地元と米側の歩調がそろい始めたにもかかわらず、鳩山首相らが「県民の総意を探る必要がある」と来年半ばまで決断を先送りする姿勢をみせているのは問題だ。政権公約などで普天間の「県外移設」を掲げてきたのに加え、来年は1月に名護市長選、11月には県知事選もあるからだろう。

だが、この問題は両国が1996年に普天間全面返還に合意して以来14年越しの懸案だ。現行計画は世界規模の米軍再編の不可分の一部でもある。遅れれば、アジア太平洋全体の米軍戦略や日米の共同抑止態勢にも重大な支障を来しかねない。首相は住民の期待や同盟の要請を踏まえて速やかに指導力を発揮する必要がある。

鳩山政権は、アフガン政府が固執していないとの理由でインド洋補給支援を中止する意向だが、代替支援は何も決まっていない。

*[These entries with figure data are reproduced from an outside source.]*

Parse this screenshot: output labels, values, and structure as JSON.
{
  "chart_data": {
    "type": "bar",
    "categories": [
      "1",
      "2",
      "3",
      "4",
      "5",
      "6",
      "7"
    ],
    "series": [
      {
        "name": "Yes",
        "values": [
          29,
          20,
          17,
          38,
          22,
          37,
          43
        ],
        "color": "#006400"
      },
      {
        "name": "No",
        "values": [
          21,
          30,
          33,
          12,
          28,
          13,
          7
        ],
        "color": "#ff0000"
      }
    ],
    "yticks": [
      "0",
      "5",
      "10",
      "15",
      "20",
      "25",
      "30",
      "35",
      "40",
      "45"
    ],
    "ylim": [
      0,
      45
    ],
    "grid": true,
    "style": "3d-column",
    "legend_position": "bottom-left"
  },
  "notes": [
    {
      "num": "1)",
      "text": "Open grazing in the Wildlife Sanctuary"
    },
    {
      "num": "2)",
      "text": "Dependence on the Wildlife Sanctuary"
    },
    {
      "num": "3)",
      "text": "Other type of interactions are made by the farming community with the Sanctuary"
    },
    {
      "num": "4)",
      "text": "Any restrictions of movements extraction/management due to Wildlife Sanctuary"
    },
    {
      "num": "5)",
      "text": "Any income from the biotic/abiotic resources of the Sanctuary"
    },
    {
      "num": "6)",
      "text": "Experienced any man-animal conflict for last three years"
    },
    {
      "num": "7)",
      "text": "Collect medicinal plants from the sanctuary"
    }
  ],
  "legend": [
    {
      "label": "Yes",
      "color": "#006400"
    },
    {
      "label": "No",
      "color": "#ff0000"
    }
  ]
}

核の傘についても、岡田克也外相は米国に核先制不使用宣言を求めて「日米で議論したい」と主張している。だが米国の核の傘は中国の軍拡や北朝鮮の核・ミサイル脅威に備え、日本の安全を担保する最大のよりどころだ。同盟の抑止の基盤を自ら放棄するような考え方には疑問がある。

首相が掲げる東アジア共同体構想にも「米国排除にならないか」との懸念がある。鳩山政権は「緊密で対等な同盟関係の構築」を掲げてきたものの、今は同盟の不信を招きかねないのが実情だ。

長官訪日を機にこれらの疑問や問題を解消すべきだ。首相が具体的な決断と行動で日米の信頼を高めることが第一歩になる。